In a CNBC interview over the week, a major hedge fund manager predicted that “massive inflation” will lead the Fed to hike interest rates six times by 2024. Crypto traders are keeping a close watch on the macro-financial environment as they wrap up another volatile month.

Federated Hermes has over $600 billion in assets under management. Phil Orlando, the investment firm’s chief equity strategist, has been a long-time stock market bull but expects the big changes at the Federal Reserve to dampen this year’s surging stock market rally.

Orlando: Big Inflation and Fed’s Actions

Speaking to Stephanie Landsman on CNBC’s “Trading Nation” Wednesday, Orlando projected a slew of rate hikes ahead, but probably not until Q3 of next year:

“Our best guess is that we will see two quarter point rate hikes out of the Fed in the second half of next year, and perhaps another four quarter point rate hikes over the course of calendar ’23.”

While the White House administration and Federal Reserve have progressed from saying deflation is the real danger to insisting inflation is only temporary, Orlando doubts they believe what they’re saying:

“The Fed has been, I think to some degree, talking a good game along with the Biden administration in terms of the temporary or transitory of inflation.”

He cited as evidence the minutes from the November Federal Open Market Committee meeting, in which members said they believe current conditions already warrant tapering back the Fed’s massive liquidity operations.

That includes the Fed’s ongoing shopping spree with a blank check to buy U.S. Treasury bonds, mortgage-backed bonds, and overnight money market loans.

Fed’s Impact on Crypto

The crypto industry’s products are in some ways a market substitute and competitor with government fiat currencies and the conventional investments like stocks that are denominated in those currencies and are priced in markets that operate far upstream in global finance, close to the Fed’s sources of new credit in the U.S. banking system.

But as institutional and mainstream retail investors continue to embrace and adopt digital assets, they are increasingly becoming a complementary financial product.
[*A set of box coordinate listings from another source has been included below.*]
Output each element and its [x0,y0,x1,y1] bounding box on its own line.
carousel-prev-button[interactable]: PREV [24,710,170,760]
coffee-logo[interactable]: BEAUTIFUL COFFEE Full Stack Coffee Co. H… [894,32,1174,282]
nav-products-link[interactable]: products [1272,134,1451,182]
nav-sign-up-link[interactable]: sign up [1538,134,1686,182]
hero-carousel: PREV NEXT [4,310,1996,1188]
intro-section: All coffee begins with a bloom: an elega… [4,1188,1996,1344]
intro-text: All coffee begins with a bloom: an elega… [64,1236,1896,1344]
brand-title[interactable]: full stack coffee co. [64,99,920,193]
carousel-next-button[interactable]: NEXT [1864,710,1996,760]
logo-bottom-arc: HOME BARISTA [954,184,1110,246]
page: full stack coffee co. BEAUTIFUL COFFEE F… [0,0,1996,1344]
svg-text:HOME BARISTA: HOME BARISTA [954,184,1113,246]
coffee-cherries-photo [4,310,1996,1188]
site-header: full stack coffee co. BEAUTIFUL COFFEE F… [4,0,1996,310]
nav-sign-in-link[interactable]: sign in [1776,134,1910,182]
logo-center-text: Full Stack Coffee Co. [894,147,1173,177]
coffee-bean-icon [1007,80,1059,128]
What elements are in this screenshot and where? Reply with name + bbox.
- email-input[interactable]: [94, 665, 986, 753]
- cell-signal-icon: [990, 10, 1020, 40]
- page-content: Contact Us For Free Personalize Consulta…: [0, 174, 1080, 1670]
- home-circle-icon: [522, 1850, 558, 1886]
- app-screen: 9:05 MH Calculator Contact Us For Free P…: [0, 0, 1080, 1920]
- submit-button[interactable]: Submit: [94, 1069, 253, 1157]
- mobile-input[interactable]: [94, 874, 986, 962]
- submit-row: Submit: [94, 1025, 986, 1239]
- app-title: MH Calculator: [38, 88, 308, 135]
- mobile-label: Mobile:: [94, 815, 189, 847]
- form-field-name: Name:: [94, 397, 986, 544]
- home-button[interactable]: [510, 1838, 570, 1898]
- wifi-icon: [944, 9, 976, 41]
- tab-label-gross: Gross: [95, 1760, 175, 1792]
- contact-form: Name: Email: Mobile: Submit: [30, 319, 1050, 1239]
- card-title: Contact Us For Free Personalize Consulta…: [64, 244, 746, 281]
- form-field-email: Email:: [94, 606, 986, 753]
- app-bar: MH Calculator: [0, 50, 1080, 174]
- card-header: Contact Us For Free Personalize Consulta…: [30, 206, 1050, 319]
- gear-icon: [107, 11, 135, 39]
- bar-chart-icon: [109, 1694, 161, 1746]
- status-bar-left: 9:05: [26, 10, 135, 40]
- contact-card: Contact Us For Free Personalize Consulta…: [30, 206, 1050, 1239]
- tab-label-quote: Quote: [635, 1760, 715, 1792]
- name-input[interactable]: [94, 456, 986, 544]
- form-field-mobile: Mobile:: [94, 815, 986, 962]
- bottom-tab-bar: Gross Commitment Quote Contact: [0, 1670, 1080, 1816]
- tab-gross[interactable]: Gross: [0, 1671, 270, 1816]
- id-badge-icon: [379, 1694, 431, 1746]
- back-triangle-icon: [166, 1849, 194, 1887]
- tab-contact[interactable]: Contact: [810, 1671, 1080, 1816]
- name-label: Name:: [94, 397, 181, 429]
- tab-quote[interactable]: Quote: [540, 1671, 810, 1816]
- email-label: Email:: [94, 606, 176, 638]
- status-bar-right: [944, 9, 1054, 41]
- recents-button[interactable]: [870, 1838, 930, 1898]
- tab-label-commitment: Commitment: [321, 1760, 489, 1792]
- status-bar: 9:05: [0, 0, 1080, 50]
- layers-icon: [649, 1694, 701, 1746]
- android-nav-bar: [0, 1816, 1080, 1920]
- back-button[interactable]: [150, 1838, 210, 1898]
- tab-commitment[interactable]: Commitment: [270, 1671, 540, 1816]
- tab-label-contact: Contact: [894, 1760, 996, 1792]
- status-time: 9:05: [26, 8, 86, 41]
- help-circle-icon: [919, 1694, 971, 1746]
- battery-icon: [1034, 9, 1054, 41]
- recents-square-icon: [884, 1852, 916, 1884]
As a result, central bank efforts to tame inflation could hit crypto valuations with a double headwind.

While the digital gold thesis underlying Bitcoin made the world’s first successful cryptocurrency a non-correlated asset to equities for a decade, hastening mainstream adoption has seen the price correlate with stock markets starting around a year ago and continuing into this year.

As interest rates increase, investors can get higher returns than usual from less risky investments than peer-to-peer cryptocurrencies or corporate shares.

And if Washington shores up the U.S. dollar, deflationary cryptocurrencies used to shelter savings from inflation might lose some of their appeal.